Proceskosten WOZ fors verhoogd na correct oordeel wegingsfactor
Proceskosten WOZ fors verhoogd na correct oordeel wegingsfactor
Gegevens
- Nummer
- 2025/1828
- Publicatiedatum
- 20 november 2025
- Auteur
- Redactie
- Rubriek
- Formeel belastingrecht
- Relevante informatie
Belanghebbende is eigenaar van een woning waarvoor de heffingsambtenaar de WOZ-waarde per 1 januari 2022 heeft vastgesteld op € 414.000. In bezwaar is de waarde verlaagd naar € 388.000 en is een proceskostenvergoeding toegekend van € 720,26. In beroep heeft de rechtbank de WOZ-waarde verder verlaagd tot € 310.000 en een proceskostenvergoeding toegekend van € 877,76, berekend op basis van wegingsfactor 0,25 wegens de gestandaardiseerde werkwijze van de gemachtigde. In hoger beroep voert belanghebbende aan dat volgens het Richtsnoer proceskostenvergoeding belastingkamers gerechtshoven 2024 factor 1 (gemiddeld) dient te gelden in WOZ-zaken, omdat het inhoudelijk geschil dat ook rechtvaardigt.
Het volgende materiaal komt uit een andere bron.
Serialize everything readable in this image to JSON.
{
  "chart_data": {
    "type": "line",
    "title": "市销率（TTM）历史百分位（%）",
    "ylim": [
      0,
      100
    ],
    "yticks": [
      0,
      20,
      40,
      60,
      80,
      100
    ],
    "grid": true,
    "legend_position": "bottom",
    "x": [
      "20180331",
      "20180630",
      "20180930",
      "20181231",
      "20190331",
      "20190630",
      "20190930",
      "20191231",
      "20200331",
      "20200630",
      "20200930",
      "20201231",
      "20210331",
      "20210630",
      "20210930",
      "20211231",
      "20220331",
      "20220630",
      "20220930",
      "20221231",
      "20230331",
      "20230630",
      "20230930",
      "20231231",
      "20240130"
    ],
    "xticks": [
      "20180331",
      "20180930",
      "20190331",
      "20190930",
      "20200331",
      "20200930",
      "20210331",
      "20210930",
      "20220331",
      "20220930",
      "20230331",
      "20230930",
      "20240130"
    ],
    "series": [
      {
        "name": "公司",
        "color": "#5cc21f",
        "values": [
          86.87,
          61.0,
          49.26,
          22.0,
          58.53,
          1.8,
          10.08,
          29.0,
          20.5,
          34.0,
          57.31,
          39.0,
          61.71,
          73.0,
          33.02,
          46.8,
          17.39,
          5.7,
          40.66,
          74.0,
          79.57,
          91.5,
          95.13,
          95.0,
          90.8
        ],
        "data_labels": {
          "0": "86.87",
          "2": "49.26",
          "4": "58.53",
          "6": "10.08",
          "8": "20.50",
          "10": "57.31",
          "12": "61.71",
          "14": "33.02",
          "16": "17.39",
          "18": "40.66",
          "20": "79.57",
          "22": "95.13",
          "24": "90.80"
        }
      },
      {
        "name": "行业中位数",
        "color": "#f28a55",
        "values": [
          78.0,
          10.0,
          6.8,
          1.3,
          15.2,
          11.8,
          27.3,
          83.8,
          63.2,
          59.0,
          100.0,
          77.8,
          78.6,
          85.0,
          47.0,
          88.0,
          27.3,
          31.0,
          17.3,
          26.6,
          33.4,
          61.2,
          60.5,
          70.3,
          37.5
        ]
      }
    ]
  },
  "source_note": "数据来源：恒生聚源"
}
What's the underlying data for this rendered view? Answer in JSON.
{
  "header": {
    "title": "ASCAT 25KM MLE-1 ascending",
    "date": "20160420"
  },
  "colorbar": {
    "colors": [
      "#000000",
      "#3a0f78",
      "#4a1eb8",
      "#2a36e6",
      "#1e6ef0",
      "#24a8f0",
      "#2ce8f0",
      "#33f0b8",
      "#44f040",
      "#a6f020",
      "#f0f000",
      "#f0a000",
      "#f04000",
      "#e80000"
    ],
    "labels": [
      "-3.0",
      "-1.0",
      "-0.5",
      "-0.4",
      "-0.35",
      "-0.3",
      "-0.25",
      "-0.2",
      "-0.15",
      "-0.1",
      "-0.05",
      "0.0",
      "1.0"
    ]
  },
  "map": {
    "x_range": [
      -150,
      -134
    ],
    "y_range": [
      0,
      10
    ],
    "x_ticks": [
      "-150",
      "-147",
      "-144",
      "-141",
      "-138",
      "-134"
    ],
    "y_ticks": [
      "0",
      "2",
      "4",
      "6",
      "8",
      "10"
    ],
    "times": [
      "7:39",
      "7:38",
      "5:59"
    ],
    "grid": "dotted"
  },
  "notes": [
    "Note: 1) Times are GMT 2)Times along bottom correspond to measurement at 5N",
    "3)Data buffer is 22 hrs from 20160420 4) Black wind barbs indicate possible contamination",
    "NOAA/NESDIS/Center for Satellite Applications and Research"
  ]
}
In geschil is of de proceskostenvergoeding voor de bezwaar- en beroepsfase juist is vastgesteld door de rechtbank, meer specifiek of de factor 1 gehanteerd moet worden of - wegens een vermeend lager gewicht bij gestandaardiseerde procedures - de factor 0,25. Het hof overweegt dat het oordeel over de wegingsfactor in volle omvang dient te worden getoetst. De forfaitaire proceskostenvergoeding in WOZ-zaken dient volgens het hof te worden vastgesteld zoals opgenomen in de Bijlage bij het Besluit proceskosten bestuursrecht, waarbij het Richtsnoer proceskostenvergoeding belastingkamers gerechtshoven 2024 als uitgangspunt geldt. Een inhoudelijke vermindering van de WOZ-waarde, zoals in deze zaak, rechtvaardigt toekenning van wegingsfactor 1. Het hof vindt geen reden om de forfaitaire vergoeding te verlagen op grond van de gestandaardiseerde werkwijze van de gemachtigde. De prestatie van een gemachtigde dient gelijk te worden gewaardeerd. Het hof verhoogt de proceskostenvergoeding voor de bezwaar- en beroepsfase tot € 3.236,26 en kent voor het hoger beroep een vergoeding toe op basis van factor 0,5, rekening houdend met het Besluit proceskosten bestuursrecht en art. 30a lid 2 Wet WOZ. Het beroep van belanghebbende op HR 17 januari 2025 (ECLI:NL:HR:2025:46, ) wordt verworpen, omdat niet is gebleken dat sprake is van een bijzonder geval als in dat arrest bedoeld door de Hoge Raad.